The last few weeks, I have felt like sandpaper, inside and out.  I know I’m a little depressed, as this month marks the beginning of the anniversaries.  We plan a scuba diving trip, we find out we’re pregnant, we cancel the scuba trip, we lose the baby, etcetera, etcetera, etcetera.  The pain and depression the miscarriage anniversaries bring to the forefront feel like sandpaper on my soul.  Everything scratches and chafes until I feel completely raw and overexposed.  That feeling makes me, in turn, abrasive to everyone around me, loved ones included.  I know I’m angry, and I know that I am taking it out on innocent bystanders, but I am largely helpless to control it.  This results in further disaster and even more sandpaper scratches all around.

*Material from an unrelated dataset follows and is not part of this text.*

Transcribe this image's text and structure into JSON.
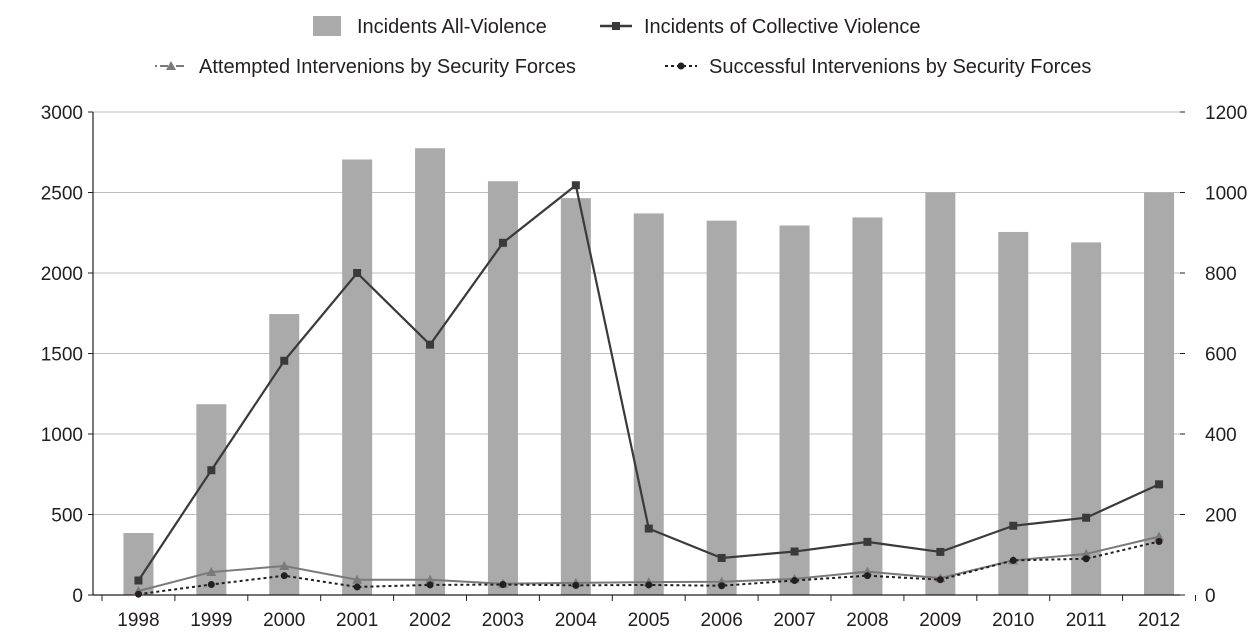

I’m not at all saying I am not responsible for my irritable actions; I know I’m usually wrong when I’m “acting out.”  But I now have far greater sympathy for the “devil made me do it” defense.  It is not fair to punish anyone else for my pain,  yet I continually find myself in that exact situation.  There are days I could strangle coworkers with relish, and road-rage is an understatement.  Over the last year I have gained growing control over the rage part of grief that is so easy to fall into.  To me, anger is the easiest of all the accompanying emotions to name and experience for several reasons.  It is perhaps the easiest negative emotion to identify, and it is simple – clear even.  Sad and depressed seem to feel more complex or at least more faceted than anger.  Anger is also the easiest to redirect – you can be angry because someone cut you off in traffic without admitting that you’re angry at God or yourself over the loss.

The same things that make anger the easiest to acknowledge also make it the most dangerous one for me to deal with: I don’t have to identify its source to express it.  Sandpaper begets sandpaper…

In spite of the pain, there are some benefits to sandpaper.  Grief is initially all rough and jagged edges.  I’m no expert, but from experience I know that the timelines are different for everybody and every situation, and the rough, jagged edges come and go in cycles.  But the constancy of the emotions does eventually take the edge off of them.  Now I CAN say, “Okay, I am sad because this situation reminded me of Hannah.  I need to write or call someone to talk or stop and breathe before I go into angry mode and/or depression.”  (And yes, I do use “and/or” in my internal dialogue; I think it’s a geek thing and/or I like to leave my options open.)  I don’t think the pain really goes away or even lessens all that much.  I think the repeated exposure teaches us how to accept it and move on with it, sanding off the peaks and valleys until there is a smooth, beautiful surface.

Sandpaper begets beauty as long as it is properly applied.  This is a lesson that I am learning at dunce speed – I should be wearing the conical hat and writing it on the chalkboard several hundred times.  I know what the sandpaper does to me; why do I ever rough anyone else up when I’m feeling badly?  I, of all people, should be applying salve to the wounds around me instead of inflicting them.  I’m trying.  I am at least becoming more mindful that most of the time there is an underlying cause to a lot of the rudeness we all encounter.  Some people are just rotten, but most of the time, we are just sandpaper burns in search of a little balm.  My goal is to apply it liberally from now on and leave the sandpaper to work on my own jagged edges.